The present invention relates generally to gas pressure regulator valves and more particularly to an improved gas flow rate control regulator valve for maintaining an optimum precombustion air to gas ratio for a wide range of air and gas flows within the combustion chamber of a furnace for efficient burning therewithin. Several exemplary embodiments of the present invention are disclosed hereinbelow.
To accomplish efficient combustion of gaseous fuels, an optimum air to fuel mass ratio must be maintained over a wide range of air and fuel flow in the system. If air and fuel gas temperatures are similar the optimum ratio may be achieved simply by mechanically linked air and gas valves.
To achieve further efficiency, however, energy in combustion by-products must be utilized to heat combustion air prior to combustion, and thereby recuperate a portion of the heat usually wasted. When air is heated without volume constraints, it expands, becoming less dense, and therefore has low mass per unit volume. When mechanically linked air and fuel valves are used, varying combustion air temperatures will change the air to fuel ratio from optimum, since fuel gas temperature is usually in the ambient range.

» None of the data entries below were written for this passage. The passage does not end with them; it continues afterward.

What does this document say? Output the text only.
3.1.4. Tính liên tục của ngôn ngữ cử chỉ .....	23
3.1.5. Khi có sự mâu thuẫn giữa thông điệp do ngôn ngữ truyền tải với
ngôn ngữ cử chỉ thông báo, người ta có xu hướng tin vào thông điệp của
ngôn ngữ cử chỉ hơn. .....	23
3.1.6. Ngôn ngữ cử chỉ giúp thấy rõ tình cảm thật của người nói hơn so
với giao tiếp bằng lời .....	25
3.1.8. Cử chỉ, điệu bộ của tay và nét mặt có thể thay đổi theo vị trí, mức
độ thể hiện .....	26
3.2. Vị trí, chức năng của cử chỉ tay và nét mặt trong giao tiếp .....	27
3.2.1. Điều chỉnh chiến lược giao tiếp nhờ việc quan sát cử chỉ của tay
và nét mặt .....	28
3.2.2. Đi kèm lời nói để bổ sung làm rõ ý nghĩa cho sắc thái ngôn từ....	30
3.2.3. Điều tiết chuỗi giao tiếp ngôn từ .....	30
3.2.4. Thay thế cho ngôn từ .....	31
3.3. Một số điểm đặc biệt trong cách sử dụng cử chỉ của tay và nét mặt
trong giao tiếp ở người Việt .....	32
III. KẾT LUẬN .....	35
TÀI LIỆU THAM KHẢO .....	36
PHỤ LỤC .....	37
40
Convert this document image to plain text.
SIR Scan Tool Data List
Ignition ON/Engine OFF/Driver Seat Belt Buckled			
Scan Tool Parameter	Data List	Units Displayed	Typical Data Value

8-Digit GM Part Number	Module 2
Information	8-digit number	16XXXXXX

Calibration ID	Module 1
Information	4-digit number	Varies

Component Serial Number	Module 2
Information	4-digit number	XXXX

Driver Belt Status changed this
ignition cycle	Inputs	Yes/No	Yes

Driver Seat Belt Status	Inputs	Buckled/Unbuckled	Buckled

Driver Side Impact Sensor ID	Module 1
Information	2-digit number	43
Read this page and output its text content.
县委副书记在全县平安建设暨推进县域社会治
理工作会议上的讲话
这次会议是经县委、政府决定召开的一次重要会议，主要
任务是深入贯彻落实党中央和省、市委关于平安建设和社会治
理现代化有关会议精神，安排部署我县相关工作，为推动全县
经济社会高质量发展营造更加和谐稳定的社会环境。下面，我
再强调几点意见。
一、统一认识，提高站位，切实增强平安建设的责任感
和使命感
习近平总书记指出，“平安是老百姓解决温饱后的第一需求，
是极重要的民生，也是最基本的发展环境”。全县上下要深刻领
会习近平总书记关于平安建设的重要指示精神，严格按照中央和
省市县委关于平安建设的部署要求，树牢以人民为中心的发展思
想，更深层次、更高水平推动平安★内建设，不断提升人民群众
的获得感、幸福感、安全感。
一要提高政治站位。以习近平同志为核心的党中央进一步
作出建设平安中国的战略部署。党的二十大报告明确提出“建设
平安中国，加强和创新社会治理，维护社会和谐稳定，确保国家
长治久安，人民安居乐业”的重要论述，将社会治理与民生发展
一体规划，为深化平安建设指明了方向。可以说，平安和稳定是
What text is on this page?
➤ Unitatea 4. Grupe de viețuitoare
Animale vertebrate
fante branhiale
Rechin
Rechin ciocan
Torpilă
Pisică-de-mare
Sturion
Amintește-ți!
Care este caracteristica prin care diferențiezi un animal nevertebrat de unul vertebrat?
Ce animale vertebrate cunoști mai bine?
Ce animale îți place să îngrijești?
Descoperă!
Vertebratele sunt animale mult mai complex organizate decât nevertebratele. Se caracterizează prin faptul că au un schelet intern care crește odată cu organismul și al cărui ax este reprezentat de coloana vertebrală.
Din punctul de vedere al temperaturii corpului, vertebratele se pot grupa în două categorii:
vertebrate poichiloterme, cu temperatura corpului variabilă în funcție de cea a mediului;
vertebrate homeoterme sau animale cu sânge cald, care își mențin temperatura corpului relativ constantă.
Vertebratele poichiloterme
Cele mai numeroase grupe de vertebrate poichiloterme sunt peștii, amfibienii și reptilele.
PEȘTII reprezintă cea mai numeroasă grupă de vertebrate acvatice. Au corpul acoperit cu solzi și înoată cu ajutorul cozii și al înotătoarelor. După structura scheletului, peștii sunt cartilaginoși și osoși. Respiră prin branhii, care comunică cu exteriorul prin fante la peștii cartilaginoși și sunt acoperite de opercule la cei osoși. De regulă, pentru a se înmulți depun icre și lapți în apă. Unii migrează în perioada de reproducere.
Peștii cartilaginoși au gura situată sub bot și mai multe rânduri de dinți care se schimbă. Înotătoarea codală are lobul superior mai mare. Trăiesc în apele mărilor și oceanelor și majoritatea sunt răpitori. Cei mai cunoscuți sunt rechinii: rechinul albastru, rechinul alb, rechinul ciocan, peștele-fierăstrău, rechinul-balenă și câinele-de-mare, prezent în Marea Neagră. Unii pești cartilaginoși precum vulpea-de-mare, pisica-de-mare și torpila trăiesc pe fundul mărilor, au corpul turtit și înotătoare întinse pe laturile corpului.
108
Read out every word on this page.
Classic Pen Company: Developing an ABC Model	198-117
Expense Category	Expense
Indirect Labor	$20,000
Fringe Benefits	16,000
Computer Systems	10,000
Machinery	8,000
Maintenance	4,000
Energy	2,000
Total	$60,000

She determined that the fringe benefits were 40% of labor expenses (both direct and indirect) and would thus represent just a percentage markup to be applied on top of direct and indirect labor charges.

To solve these and other problems, the prior art teaches a wide variety of regulator valve mechanisms. Many of the prior art mechanisms include devices which will function over only a narrow range of air and gas flows. Additionally, many such prior art devices have the further disadvantages of inaccuracy during use, undependability in the field, necessitation of frequent maintenance, and complexity of structure leading to increased initial expense.
In addition, many such prior art regulator valves for mechanisms have required excessively lengthy dimensions because of the multiplicity of the various parts necessary to insure accuracy and dependability, and in some cases such excessive dimensions have prevented the utilization of the devices in circumstances wherein there was insufficient space.